The partnership agreement that was involved with the apartment complex had named a person as, in essence, an “Additional Partner”. Legally, that had no binding significance, and did not require any payment from the partnership.

However, despite not having a valid legal interest, the “Additional Partner” came to Philadelphia for the closing. He demanded payment for his “partnership interest” as an “additional partner”. This created a cloud on title, and stopped the closing.

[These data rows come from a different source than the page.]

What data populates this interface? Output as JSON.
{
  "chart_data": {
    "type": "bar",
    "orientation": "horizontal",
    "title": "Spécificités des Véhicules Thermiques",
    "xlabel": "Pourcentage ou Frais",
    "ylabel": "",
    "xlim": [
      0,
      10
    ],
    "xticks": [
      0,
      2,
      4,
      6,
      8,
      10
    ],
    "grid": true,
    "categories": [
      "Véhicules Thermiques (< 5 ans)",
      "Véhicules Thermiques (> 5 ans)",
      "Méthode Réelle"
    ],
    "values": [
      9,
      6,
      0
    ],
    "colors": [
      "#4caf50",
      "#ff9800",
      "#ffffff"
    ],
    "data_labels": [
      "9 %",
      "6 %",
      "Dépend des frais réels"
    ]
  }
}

The buyer’s attorney and I went into another, private, area of the bank. For several hours we discussed this legal problem back and forth with the title company’s legal staff. The title company’s legal department determined, also, that this “additional partner” was not legally entitled to compensation from the partnership despite the fact he was listed in the partnership agreement. However, the legal department concluded also that, nevertheless, the additional partner had created a cloud on title.

Negotiations continued for hours back and forth between the buyer, seller, partners, the additional partner, and their attorneys. After approximately eight (8) hours, the problem was resolved, and the apartment complex closing was completed.